4. A system for the treatment of production fluids from a subsea well according to claim 1, wherein the subsea storage tank has surface portions selected from the group consisting of torispherical, semi-ellipsoidal, hemispherical, dished and conical parts.
5. A system for the treatment of production fluids from a subsea well according to claim 4, wherein the subsea storage tank has a base wall and a head wall of like shape but oppositely oriented so that the base wall is the inverse orientation of the head wall.
6. A system for the treatment of production fluids from a subsea well according to claim 1, wherein the separable base is a gravity base.
7. A system for the treatment of production fluids from a subsea well according to claim 1, wherein the separable base is settled by use of suction.
8. A system for the treatment of production fluids from a subsea well according to claim 1, wherein the storage facility comprises ballast subsea storage tanks associated with the storage subsea storage tank and wherein the ballast subsea storage tanks are separable from the storage subsea storage tank.
9. A system for the treatment of production fluids from a subsea well according to claim 8, wherein the ballast tanks are selected from a range of different sized and shaped subsea storage tanks including tall narrow cross- section designs and squat large cross-section ballast subsea storage tanks.
10. A system for the treatment of production fluids from a subsea well according to claim 9, wherein the ballast subsea storage tanks comprise detachable feet.
11. A system for the treatment of production fluids from a subsea well according claim 1, wherein the subsea storage tank comprises a single oil/water storage volume with internal compartmentalization using sufficient partitions, baffles or the like space dividers to limit or control internal fluid flow and to provide a degree of segregation to facilitate oil/water separation.
12. A system for the treatment of production fluids from a subsea well according to claim 1, wherein the subsea storage tank is compartmentalized such that there is provided a central subsea storage tank with optionally removable upper and lower parts, oil storage and water separation internal divisions, with delivery and recovery systems, and contingency measures for use with the BOP.

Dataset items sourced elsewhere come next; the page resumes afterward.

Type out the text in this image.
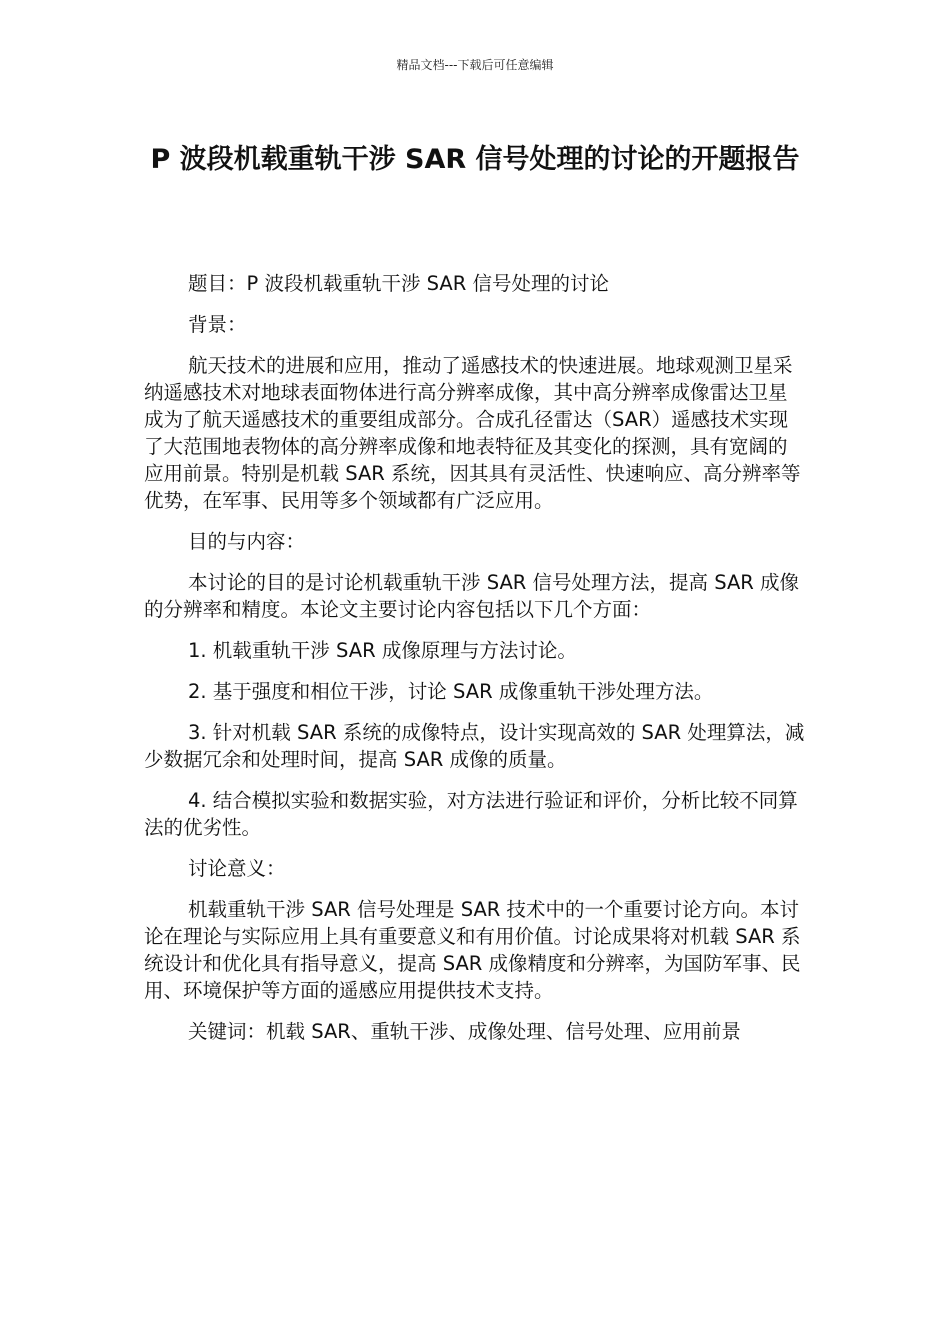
精品文档---下载后可任意编辑
P 波段机载重轨干涉 SAR 信号处理的讨论的开题报告

题目：P 波段机载重轨干涉 SAR 信号处理的讨论

背景：

航天技术的进展和应用，推动了遥感技术的快速进展。地球观测卫星采纳遥感技术对地球表面物体进行高分辨率成像，其中高分辨率成像雷达卫星成为了航天遥感技术的重要组成部分。合成孔径雷达（SAR）遥感技术实现了大范围地表物体的高分辨率成像和地表特征及其变化的探测，具有宽阔的应用前景。特别是机载 SAR 系统，因其具有灵活性、快速响应、高分辨率等优势，在军事、民用等多个领域都有广泛应用。

目的与内容：

本讨论的目的是讨论机载重轨干涉 SAR 信号处理方法，提高 SAR 成像的分辨率和精度。本论文主要讨论内容包括以下几个方面：

1. 机载重轨干涉 SAR 成像原理与方法讨论。

2. 基于强度和相位干涉，讨论 SAR 成像重轨干涉处理方法。

3. 针对机载 SAR 系统的成像特点，设计实现高效的 SAR 处理算法，减少数据冗余和处理时间，提高 SAR 成像的质量。

4. 结合模拟实验和数据实验，对方法进行验证和评价，分析比较不同算法的优劣性。

讨论意义：

机载重轨干涉 SAR 信号处理是 SAR 技术中的一个重要讨论方向。本讨论在理论与实际应用上具有重要意义和有用价值。讨论成果将对机载 SAR 系统设计和优化具有指导意义，提高 SAR 成像精度和分辨率，为国防军事、民用、环境保护等方面的遥感应用提供技术支持。

关键词：机载 SAR、重轨干涉、成像处理、信号处理、应用前景
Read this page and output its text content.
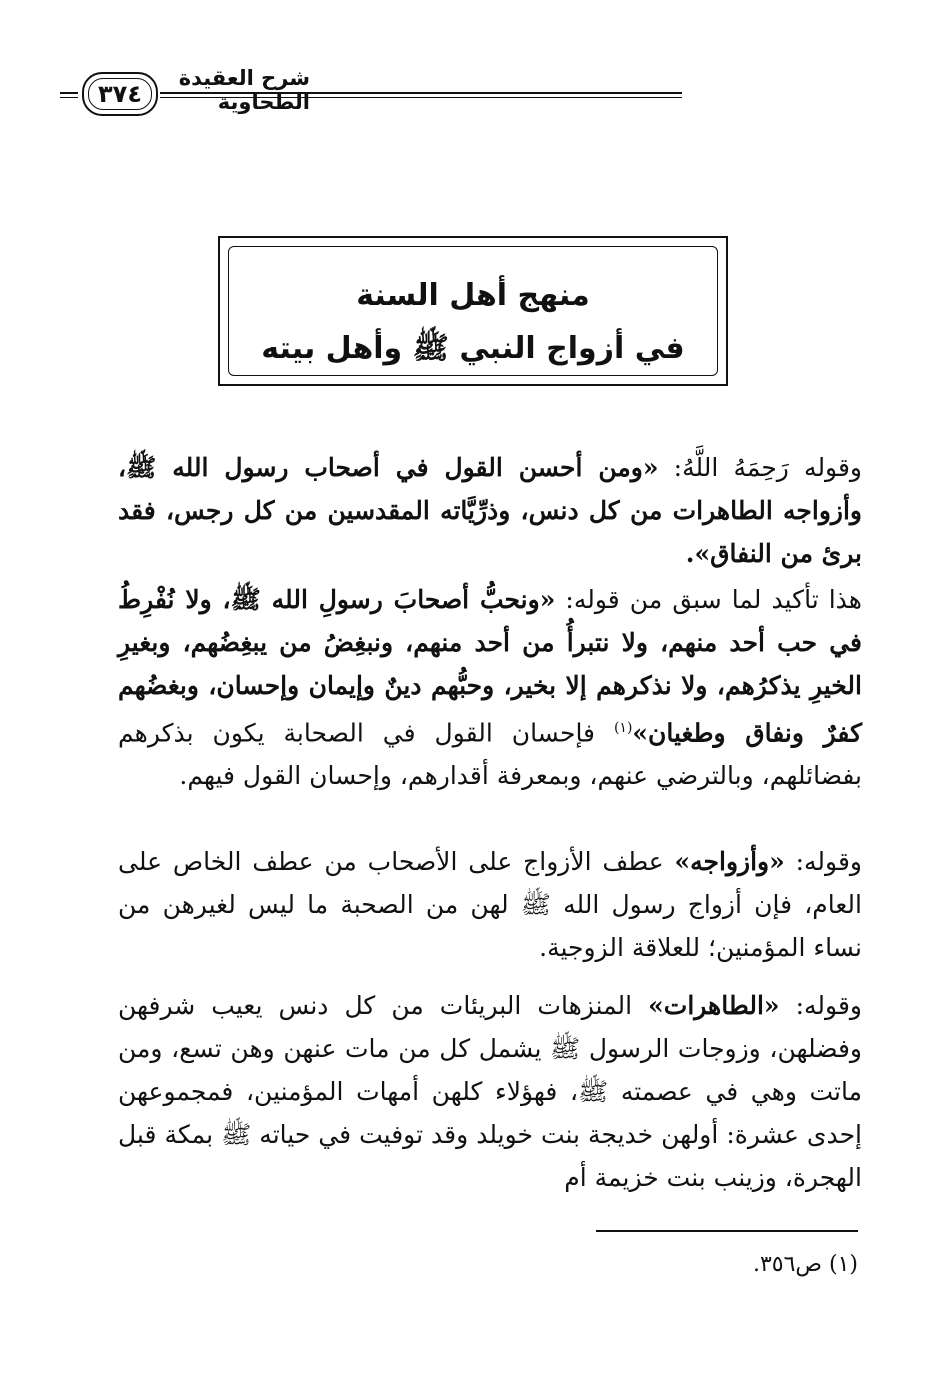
شرح العقيدة الطحاوية
٣٧٤
منهج أهل السنة
في أزواج النبي ﷺ وأهل بيته
وقوله رَحِمَهُ اللَّهُ: «ومن أحسن القول في أصحاب رسول الله ﷺ، وأزواجه الطاهرات من كل دنس، وذرِّيَّاته المقدسين من كل رجس، فقد برئ من النفاق».
هذا تأكيد لما سبق من قوله: «ونحبُّ أصحابَ رسولِ الله ﷺ، ولا نُفْرِطُ في حب أحد منهم، ولا نتبرأُ من أحد منهم، ونبغِضُ من يبغِضُهم، وبغيرِ الخيرِ يذكرُهم، ولا نذكرهم إلا بخير، وحبُّهم دينٌ وإيمان وإحسان، وبغضُهم كفرٌ ونفاق وطغيان»$^{(١)}$ فإحسان القول في الصحابة يكون بذكرهم بفضائلهم، وبالترضي عنهم، وبمعرفة أقدارهم، وإحسان القول فيهم.
وقوله: «وأزواجه» عطف الأزواج على الأصحاب من عطف الخاص على العام، فإن أزواج رسول الله ﷺ لهن من الصحبة ما ليس لغيرهن من نساء المؤمنين؛ للعلاقة الزوجية.
وقوله: «الطاهرات» المنزهات البريئات من كل دنس يعيب شرفهن وفضلهن، وزوجات الرسول ﷺ يشمل كل من مات عنهن وهن تسع، ومن ماتت وهي في عصمته ﷺ، فهؤلاء كلهن أمهات المؤمنين، فمجموعهن إحدى عشرة: أولهن خديجة بنت خويلد وقد توفيت في حياته ﷺ بمكة قبل الهجرة، وزينب بنت خزيمة أم
(١) ص٣٥٦.
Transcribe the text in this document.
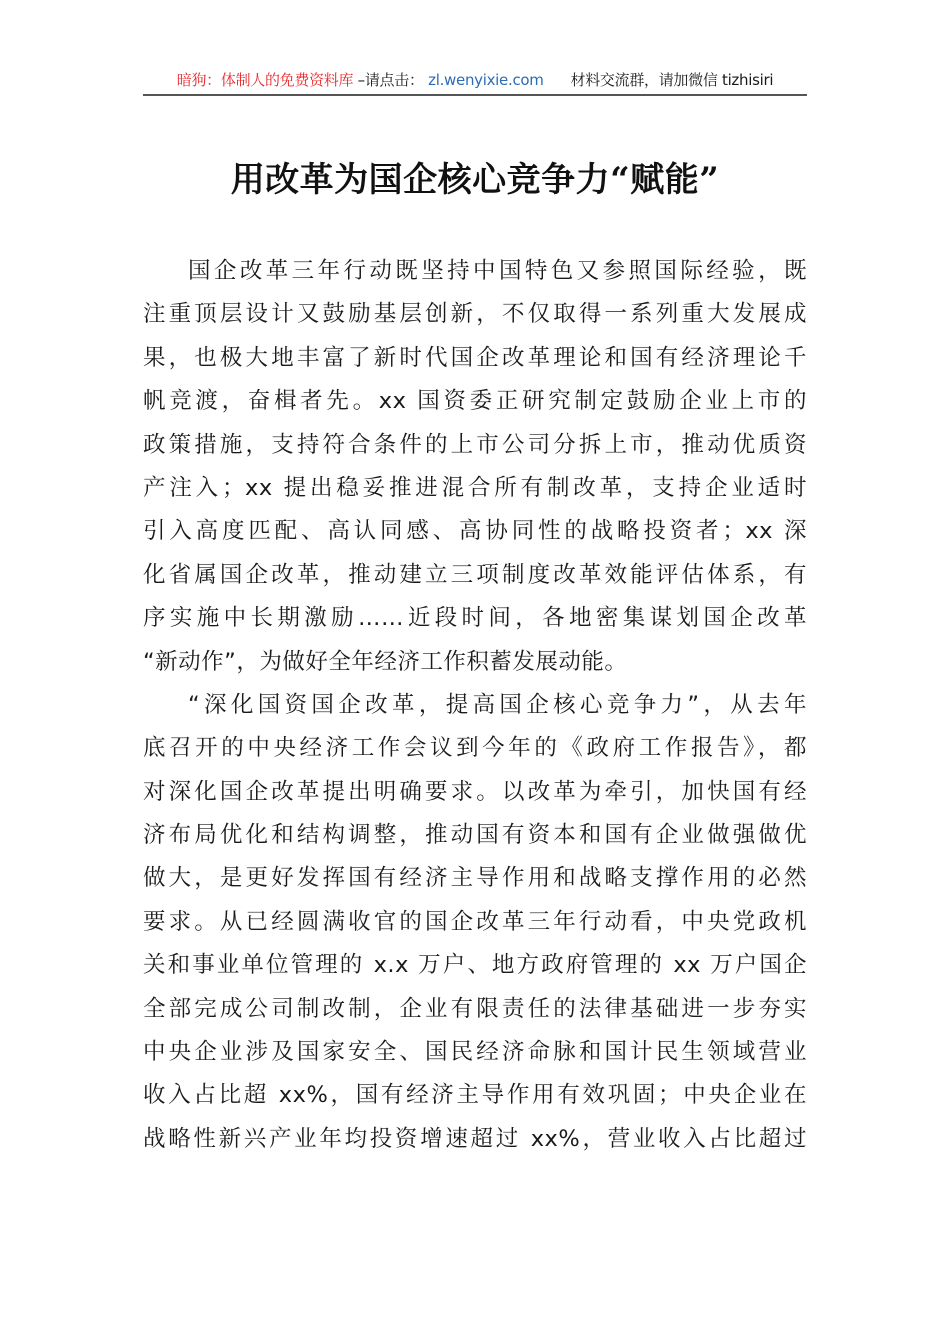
暗狗：体制人的免费资料库 –请点击： zl.wenyixie.com 材料交流群，请加微信 tizhisiri
用改革为国企核心竞争力“赋能”
国企改革三年行动既坚持中国特色又参照国际经验，既
注重顶层设计又鼓励基层创新，不仅取得一系列重大发展成
果，也极大地丰富了新时代国企改革理论和国有经济理论千
帆竞渡，奋楫者先。xx 国资委正研究制定鼓励企业上市的
政策措施，支持符合条件的上市公司分拆上市，推动优质资
产注入；xx 提出稳妥推进混合所有制改革，支持企业适时
引入高度匹配、高认同感、高协同性的战略投资者；xx 深
化省属国企改革，推动建立三项制度改革效能评估体系，有
序实施中长期激励……近段时间，各地密集谋划国企改革
“新动作”，为做好全年经济工作积蓄发展动能。
“深化国资国企改革，提高国企核心竞争力”，从去年
底召开的中央经济工作会议到今年的《政府工作报告》，都
对深化国企改革提出明确要求。以改革为牵引，加快国有经
济布局优化和结构调整，推动国有资本和国有企业做强做优
做大，是更好发挥国有经济主导作用和战略支撑作用的必然
要求。从已经圆满收官的国企改革三年行动看，中央党政机
关和事业单位管理的 x.x 万户、地方政府管理的 xx 万户国企
全部完成公司制改制，企业有限责任的法律基础进一步夯实
中央企业涉及国家安全、国民经济命脉和国计民生领域营业
收入占比超 xx%，国有经济主导作用有效巩固；中央企业在
战略性新兴产业年均投资增速超过 xx%，营业收入占比超过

13. A system for the treatment of production fluids from a subsea well according to claim 1, wherein the subsea storage tank is sealed with respect to the environment, such that access and egress of fluids, heat and power is via the point of connection to a fluid conduit.
14. A system for the treatment of production fluids from a subsea well according to claim 1, wherein the fluid conduits are risers.
15. A system for the treatment of production fluids from a subsea well according to claim 1, wherein the subsea storage tank is submerged at a depth to provide heat to facilitate temperature-based separation of water and volatiles from the oil within the storage subsea storage tank.
16. A system for the treatment of production fluids from a subsea well according to claim 1, wherein heat is supplied from the buoy to the subsea storage tank wherein the produced gas is consumed on the buoy to provide power to heat the fluids within the storage subsea storage tank.
17. A system for the treatment of production fluids from a subsea well according to claim 1, including a heat transfer conduit adapted to supply heat to the fluids stored in the subsea storage tank to maintain a stabilization temperature of up to 80° C. within the subsea storage tank.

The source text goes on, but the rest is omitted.